Darüber hinaus kann Dörings Ansatz kaum jene, zugegeben eher seltenen Übertragungssituationen erklären, in denen das (Nicht-)Gefühl keiner bestimmten Person(engruppe) ursächlich zurechenbar ist. Stellvertretung und insbesondere Mitgefühl sind jedoch sympathetische Konzepte, die gerade das implizieren. Insofern legen Phänomene wie die des peinlichen Schweigens nahe, Peinlichkeit teilweise weniger personen-, als situationsbezogen zu lesen – insbesondere, als der kommunikationstheoretische Ansatz Peinlichkeit als Gefühlsansteckung oder kollektive Atmosphäre nach affektiven Modellen wie dem Max Schelers oder Hermann Schmitz‘ nicht zu denken erlaubt. Ganz generell: Abseits dieser Ausblendung mag das genuin kommunikationstheoretische Moment von Dörings Perspektive bislang nicht so recht erkennbar werden. Unbestritten bricht die vorgeschlagene Formen-Trias die dominierende Klassifikationsdyade von Peinlichkeitsgefühlen nach den situativen Erfahrungsmodi von Selbst-Verursachung und Beobachtung grundlegend auf. Doch bis auf die terminologischen Einflechtungen funktioniert die Arbeit unverändert und weitestgehend auf Grundlage wenn auch nicht phänomenologischer, so doch emotionspsychologischer und soziologischer Theorien. Stärker fruchtet der kommunikationstheoretische Blickwinkel für die beiden folgenden Kapitel.

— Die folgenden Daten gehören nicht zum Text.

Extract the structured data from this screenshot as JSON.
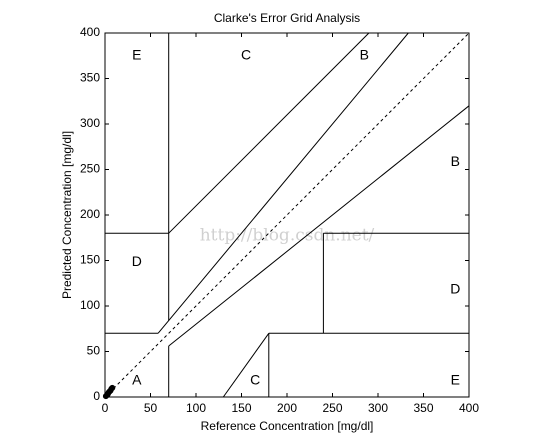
{
  "chart_data": {
    "type": "grid",
    "title": "Clarke's Error Grid Analysis",
    "x_label": "Reference Concentration [mg/dl]",
    "y_label": "Predicted Concentration [mg/dl]",
    "xlim": [
      0,
      400
    ],
    "ylim": [
      0,
      400
    ],
    "xticks": [
      0,
      50,
      100,
      150,
      200,
      250,
      300,
      350,
      400
    ],
    "yticks": [
      0,
      50,
      100,
      150,
      200,
      250,
      300,
      350,
      400
    ],
    "color": "#000000",
    "diagonal": {
      "x": [
        0,
        400
      ],
      "y": [
        0,
        400
      ]
    },
    "segments": [
      {
        "x": [
          0,
          58.33
        ],
        "y": [
          70,
          70
        ]
      },
      {
        "x": [
          58.33,
          333.33
        ],
        "y": [
          70,
          400
        ]
      },
      {
        "x": [
          70,
          70
        ],
        "y": [
          84,
          400
        ]
      },
      {
        "x": [
          0,
          70
        ],
        "y": [
          180,
          180
        ]
      },
      {
        "x": [
          70,
          290
        ],
        "y": [
          180,
          400
        ]
      },
      {
        "x": [
          70,
          70
        ],
        "y": [
          0,
          56
        ]
      },
      {
        "x": [
          70,
          400
        ],
        "y": [
          56,
          320
        ]
      },
      {
        "x": [
          180,
          180
        ],
        "y": [
          0,
          70
        ]
      },
      {
        "x": [
          180,
          400
        ],
        "y": [
          70,
          70
        ]
      },
      {
        "x": [
          240,
          240
        ],
        "y": [
          70,
          180
        ]
      },
      {
        "x": [
          240,
          400
        ],
        "y": [
          180,
          180
        ]
      },
      {
        "x": [
          130,
          180
        ],
        "y": [
          0,
          70
        ]
      }
    ],
    "annotations": [
      {
        "text": "E",
        "x": 35,
        "y": 375
      },
      {
        "text": "C",
        "x": 155,
        "y": 375
      },
      {
        "text": "B",
        "x": 285,
        "y": 375
      },
      {
        "text": "B",
        "x": 385,
        "y": 258
      },
      {
        "text": "D",
        "x": 35,
        "y": 148
      },
      {
        "text": "D",
        "x": 385,
        "y": 118
      },
      {
        "text": "A",
        "x": 35,
        "y": 18
      },
      {
        "text": "C",
        "x": 165,
        "y": 18
      },
      {
        "text": "E",
        "x": 385,
        "y": 18
      }
    ],
    "points": {
      "x": [
        1,
        2,
        3,
        4,
        5,
        6,
        7,
        8
      ],
      "y": [
        1,
        2,
        3,
        5,
        6,
        7,
        9,
        10
      ]
    },
    "watermark": "http://blog.csdn.net/"
  }
}
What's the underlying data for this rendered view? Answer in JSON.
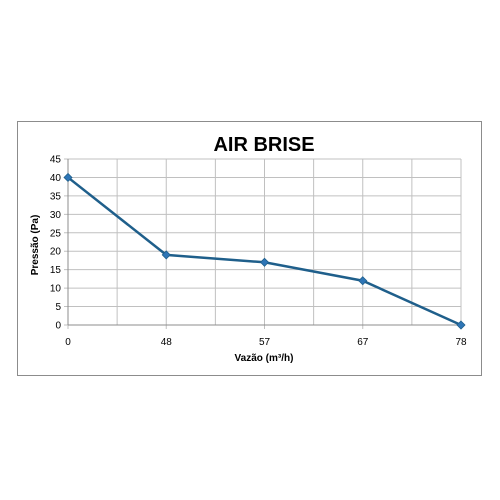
{
  "chart_data": {
    "type": "line",
    "title": "AIR BRISE",
    "xlabel": "Vazão (m³/h)",
    "ylabel": "Pressão (Pa)",
    "categories": [
      "0",
      "48",
      "57",
      "67",
      "78"
    ],
    "series": [
      {
        "values": [
          40,
          19,
          17,
          12,
          0
        ]
      }
    ],
    "ylim": [
      0,
      45
    ],
    "yticks": [
      "0",
      "5",
      "10",
      "15",
      "20",
      "25",
      "30",
      "35",
      "40",
      "45"
    ],
    "grid": true,
    "colors": {
      "line": "#1f5f8b",
      "marker": "#2e75b6",
      "grid": "#c0c0c0",
      "axis": "#8c8c8c"
    }
  }
}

Peinlichkeit als kommunikatives und ritualisiertes Ereignis
Mit Peinlichkeit als „kommunikative[m] Ereignis“ widmen sich die Ausführungen vorzugsweise den äußerlichen, sich dem Beobachter kommunizierenden Indikatoren der Emotion. Insofern Peinlichkeit sich leiblich durch enormen Handlungsdruck auszeichnet, manifestiert der kommunikationstheoretische Rahmen nun einen eigenen heuristischen Wert. Es gelingt dasjenige, wofür affektdynamische oder auch phänomenologische Theorien keine rechte Begrifflichkeit mehr zu bieten haben: die Integration auch der affektspezifischen zielgerichteten Handlungsweisen über entsprechende operative Kategorien. Döring differenziert denn auch zwischen „Ausdruck“, d.h. den mit dem Gefühl einhergehenden unwillkürlich-unbewussten Reaktionen, und den „Anschlusshandlung[en]“ im Sinne des strategisch-planvollen Affektumgangs und klassifiziert diese jeweils umfassend und überzeugend strukturiert. An gewisse Grenzen stößt ihr Ansatz dort, wo es um die tiefere Begründung bestimmter Funktionsweisen geht: Warum kann beispielsweise die absichtsvolle, bei Döring „affirmative“ Peinlichkeitsherbeiführung, zur Solidarisierung mit dem Betroffenen führen? Warum sind die von uns planvoll eingegangenen Peinlichkeiten zu Zwecken des Eindrucksmanagements weniger peinvoll als die prototypische peinliche Situation? Die Antworten hierauf liegen eher in der Affektidentität als in kommunikativen Wirkzusammenhängen. Für eine gewisse Irritation sorgt zudem die abrupte Unterscheidung von extrakommunikativen Beobachtern mit Peinlichkeitsempfindungen und – sozusagen – intrakommunikativen Beobachtern mit Peinlichkeitsempfindungen. Müsste dem zugrunde gelegten Kommunikationstheorem eine Person, die „kein kommunikativer Teilnehmer der beobachteten Situation ist (man ist unbeteiligt am kommunikativen Geschehen)“, so Dörings Wortlaut, nicht zwangsläufig auch von Peinlichkeit befreit sein, insofern die Affektübertragung kommunikative Adressabilität doch gerade voraussetzt beziehungsweise bedingt? Dessen ungeachtet wird der erarbeitete Signal- und Strategiekatalog, einschließlich der dazu gelieferten Funktionsbeschreibung für die nächsten Jahre – das ist bestimmt zu sagen –, die wesentliche Referenz für die Peinlichkeitsdiskussion in puncto Ausdrucksbewegungen und Handlings formieren.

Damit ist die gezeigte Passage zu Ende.